登場人物みんないい人で、なにも考えずに読み進められて、誰も傷つかない作品は楽園のようで落ち着く。でもどうしても、傷ついてでも物語の中に取り残されるような感覚を味わいたくて苦しいストーリーを手に取ることがある。

【漫画ログ】いくえみ綾


神と崇めたたえるいくえみ綾の、対談&4P読み切り&レプリカ応募者全員プレゼントにつられ、ひっさっしっぶっりに月刊漫画本誌を購入した。

中原アヤと仲良しなの知らなかった。ていうか、中原アヤは48歳だったのか…もう……。漫画家っていつの間にか歳をとっている。自分も同じように歳とってんだもんね、当たり前か。
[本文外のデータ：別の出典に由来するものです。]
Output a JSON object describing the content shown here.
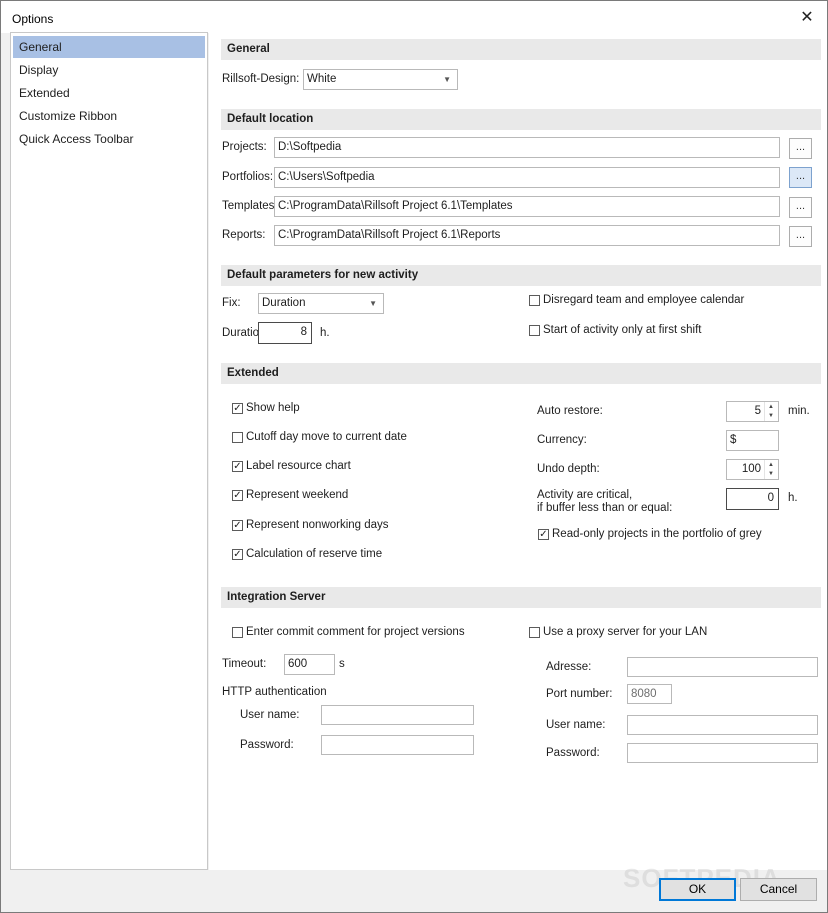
{
  "window": {
    "title": "Options",
    "close_glyph": "✕",
    "watermark": "SOFTPEDIA"
  },
  "nav": {
    "items": [
      {
        "label": "General",
        "selected": true
      },
      {
        "label": "Display",
        "selected": false
      },
      {
        "label": "Extended",
        "selected": false
      },
      {
        "label": "Customize Ribbon",
        "selected": false
      },
      {
        "label": "Quick Access Toolbar",
        "selected": false
      }
    ]
  },
  "general": {
    "heading": "General",
    "design_label": "Rillsoft-Design:",
    "design_value": "White"
  },
  "location": {
    "heading": "Default location",
    "browse_label": "...",
    "rows": [
      {
        "label": "Projects:",
        "value": "D:\\Softpedia"
      },
      {
        "label": "Portfolios:",
        "value": "C:\\Users\\Softpedia"
      },
      {
        "label": "Templates:",
        "value": "C:\\ProgramData\\Rillsoft Project 6.1\\Templates"
      },
      {
        "label": "Reports:",
        "value": "C:\\ProgramData\\Rillsoft Project 6.1\\Reports"
      }
    ]
  },
  "params": {
    "heading": "Default parameters for new activity",
    "fix_label": "Fix:",
    "fix_value": "Duration",
    "duration_label": "Duration",
    "duration_value": "8",
    "duration_unit": "h.",
    "disregard_label": "Disregard team and employee calendar",
    "disregard_checked": false,
    "first_shift_label": "Start of activity only at first shift",
    "first_shift_checked": false
  },
  "extended": {
    "heading": "Extended",
    "checks": [
      {
        "label": "Show help",
        "checked": true
      },
      {
        "label": "Cutoff day move to current date",
        "checked": false
      },
      {
        "label": "Label resource chart",
        "checked": true
      },
      {
        "label": "Represent weekend",
        "checked": true
      },
      {
        "label": "Represent nonworking days",
        "checked": true
      },
      {
        "label": "Calculation of reserve time",
        "checked": true
      }
    ],
    "auto_restore_label": "Auto restore:",
    "auto_restore_value": "5",
    "auto_restore_unit": "min.",
    "currency_label": "Currency:",
    "currency_value": "$",
    "undo_label": "Undo depth:",
    "undo_value": "100",
    "critical_label_1": "Activity are critical,",
    "critical_label_2": "if buffer less than or equal:",
    "critical_value": "0",
    "critical_unit": "h.",
    "readonly_label": "Read-only projects in the portfolio of grey",
    "readonly_checked": true
  },
  "integration": {
    "heading": "Integration Server",
    "commit_label": "Enter commit comment for project versions",
    "commit_checked": false,
    "timeout_label": "Timeout:",
    "timeout_value": "600",
    "timeout_unit": "s",
    "http_label": "HTTP authentication",
    "user_label": "User name:",
    "user_value": "",
    "pass_label": "Password:",
    "pass_value": "",
    "proxy_label": "Use a proxy server for your LAN",
    "proxy_checked": false,
    "adresse_label": "Adresse:",
    "adresse_value": "",
    "port_label": "Port number:",
    "port_value": "8080",
    "proxy_user_label": "User name:",
    "proxy_user_value": "",
    "proxy_pass_label": "Password:",
    "proxy_pass_value": ""
  },
  "buttons": {
    "ok": "OK",
    "cancel": "Cancel"
  },
  "icons": {
    "check": "✓",
    "dropdown": "▼",
    "spin_up": "▲",
    "spin_down": "▼"
  }
}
いくえみ、一時期エッセイ漫画含め同時に6本連載してた時期があって、バケモンだなと思ってたけど、それも結構最近の話。
近年いくえみの描く主人公は年齢が上がっていて、『ローズローズィローズフルバッド』と『1日2回』は共に40代(たぶん)。特に『ローズ~』の方は職業が漫画家でほぼいくえみの自己投影みたいな気もする。自身のことを描きはじめるフェーズに突入?みたいな?知らんけど。いくえみの漫画は、一話一話はなんでもないような日常を重ねていて、だけど人物の感情は着実に揺れ動いていて、単行本になった際一気に読むと、いつもいつも物語の流れに感嘆する。めちゃくちゃドシッと胸に来る。

個展があるなら東京でも北海道でも飛んでいくのに。